Efficient construction of a compressed de Bruijn graph for pan-genome analysis
Timo Beller
Enno Ohlebusch


Algorithm:
These are the algorithms proposed in
	Efficient construction of a compressed de Bruijn graph for pan-genome analysis
	Accepted on the 26th Annual Symposium on Combinatorial Pattern Matching (CPM2015).
Please cite the paper above, if you use one of theses algorithms.


Requirements:
	- a modern c++11 ready compiler such as gcc version 4.7
	- the Succinct Data Structure Library (sdsl-lite)
	  (version d533b2600950b4f878cb063ca0cd1bf340c53df4, maybe newer)


Install:
1. Install the SDSL by the commands:
	git clone git@github.com:simongog/sdsl-lite.git sdsl-lite
	cd sdsl-lite
	./install.sh [PATH]

2. Save the path of the sdsl into the variable SDSLLITE e.g. by:
	export SDSLLITE=[PATH to SDSL]

3. Build the executables by the command:
	make


Usage:
All programs require 3 parameters:
- the input file in FASTA
- the output filename
- a file containing the values of k


Example:
	./a1.x input.fa example kfile.txt
or
	./a2.x input.fa example kfile.txt
or
	./a3.x input.fa example kfile.txt
will produce 4 files (two for k=10 and two for k=20):
     example.k10.dot
     example.k10.start_nodes.txt
     example.k20.dot
     example.k20.start_nodes.txt
Where the *.dot files contain the command de Bruijn graph and
the start_nodes.txt contains the list of the start nodes.


Algorithms:
a1.cpp - has theoretical running time O(n log n) and should be the fastest in practice.
         The space requirement is roughly n \log n Bit + size of the compressed de Bruijn graph.
	 Note that the suffix-array construction needs 5n (9n) Bytes for files <2GB (>2GB).

a2.cpp - has theoretical running time O(n log sigma) but in practice a2 is mostly a little slower than a1.
         The space requirement is roughly 2 n \log n Bit + size of the compressed de Bruijn graph.
	 Note that the suffix-array construction needs 5n (9n) Bytes for files <2GB (>2GB).

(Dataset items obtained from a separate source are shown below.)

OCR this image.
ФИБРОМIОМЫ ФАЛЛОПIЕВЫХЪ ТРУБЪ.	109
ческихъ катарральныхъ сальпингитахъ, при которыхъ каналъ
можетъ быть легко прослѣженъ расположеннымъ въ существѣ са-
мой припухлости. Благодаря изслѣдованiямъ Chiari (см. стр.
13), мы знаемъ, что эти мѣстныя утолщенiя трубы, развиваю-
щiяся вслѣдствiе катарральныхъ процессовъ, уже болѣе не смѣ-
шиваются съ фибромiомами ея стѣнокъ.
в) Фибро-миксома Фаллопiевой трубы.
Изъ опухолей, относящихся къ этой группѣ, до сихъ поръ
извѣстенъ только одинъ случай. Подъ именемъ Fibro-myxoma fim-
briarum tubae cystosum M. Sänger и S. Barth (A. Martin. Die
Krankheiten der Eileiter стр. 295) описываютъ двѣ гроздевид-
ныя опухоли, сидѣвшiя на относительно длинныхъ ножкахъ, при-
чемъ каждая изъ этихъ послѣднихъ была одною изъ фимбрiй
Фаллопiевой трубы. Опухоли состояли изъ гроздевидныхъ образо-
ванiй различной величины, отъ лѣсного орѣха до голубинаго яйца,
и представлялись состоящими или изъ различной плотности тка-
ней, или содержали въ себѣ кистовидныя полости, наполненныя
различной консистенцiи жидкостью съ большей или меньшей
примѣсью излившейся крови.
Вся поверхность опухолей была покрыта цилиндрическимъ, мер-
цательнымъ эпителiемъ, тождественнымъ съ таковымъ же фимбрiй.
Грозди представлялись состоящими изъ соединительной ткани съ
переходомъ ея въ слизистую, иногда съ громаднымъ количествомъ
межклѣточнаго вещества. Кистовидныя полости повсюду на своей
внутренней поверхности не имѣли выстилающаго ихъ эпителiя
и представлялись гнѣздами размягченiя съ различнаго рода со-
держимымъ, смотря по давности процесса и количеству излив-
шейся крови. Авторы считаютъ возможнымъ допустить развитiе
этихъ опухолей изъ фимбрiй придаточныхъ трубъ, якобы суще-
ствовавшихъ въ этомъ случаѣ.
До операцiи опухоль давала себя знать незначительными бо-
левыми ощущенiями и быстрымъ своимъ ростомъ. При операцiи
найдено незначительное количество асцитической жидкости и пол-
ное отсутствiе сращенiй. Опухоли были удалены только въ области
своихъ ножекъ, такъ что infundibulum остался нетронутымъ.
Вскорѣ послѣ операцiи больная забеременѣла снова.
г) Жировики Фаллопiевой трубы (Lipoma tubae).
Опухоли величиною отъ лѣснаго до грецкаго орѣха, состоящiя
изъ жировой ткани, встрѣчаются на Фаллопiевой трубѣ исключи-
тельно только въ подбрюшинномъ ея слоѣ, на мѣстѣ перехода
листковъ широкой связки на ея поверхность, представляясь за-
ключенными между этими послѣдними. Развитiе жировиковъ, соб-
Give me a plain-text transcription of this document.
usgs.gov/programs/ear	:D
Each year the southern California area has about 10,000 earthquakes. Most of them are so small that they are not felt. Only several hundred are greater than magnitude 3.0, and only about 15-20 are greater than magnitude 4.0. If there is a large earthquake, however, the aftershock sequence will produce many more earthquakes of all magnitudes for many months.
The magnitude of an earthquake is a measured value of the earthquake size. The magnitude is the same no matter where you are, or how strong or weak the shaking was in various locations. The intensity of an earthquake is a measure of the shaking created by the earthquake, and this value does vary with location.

a3.cpp - has theoretical running time O(n log sigma) but in practice much slower than a1 and a2.
         The space requirement is roughly 1.5n Byte + size of the compressed de Bruijn graph.


Notes:
	The programs should compile with commit d533b2600950b4f878cb063ca0cd1bf340c53df4,
	of the SDSL, but may also work with newer versions of the SDSL.


Limitations:
	The input file must be in FASTA format, especially the input may not contain the 0-byte or 1-byte,
	newlines and characters between '>' and the next newline will be removed.
	k must be smaller than the shortest sequence.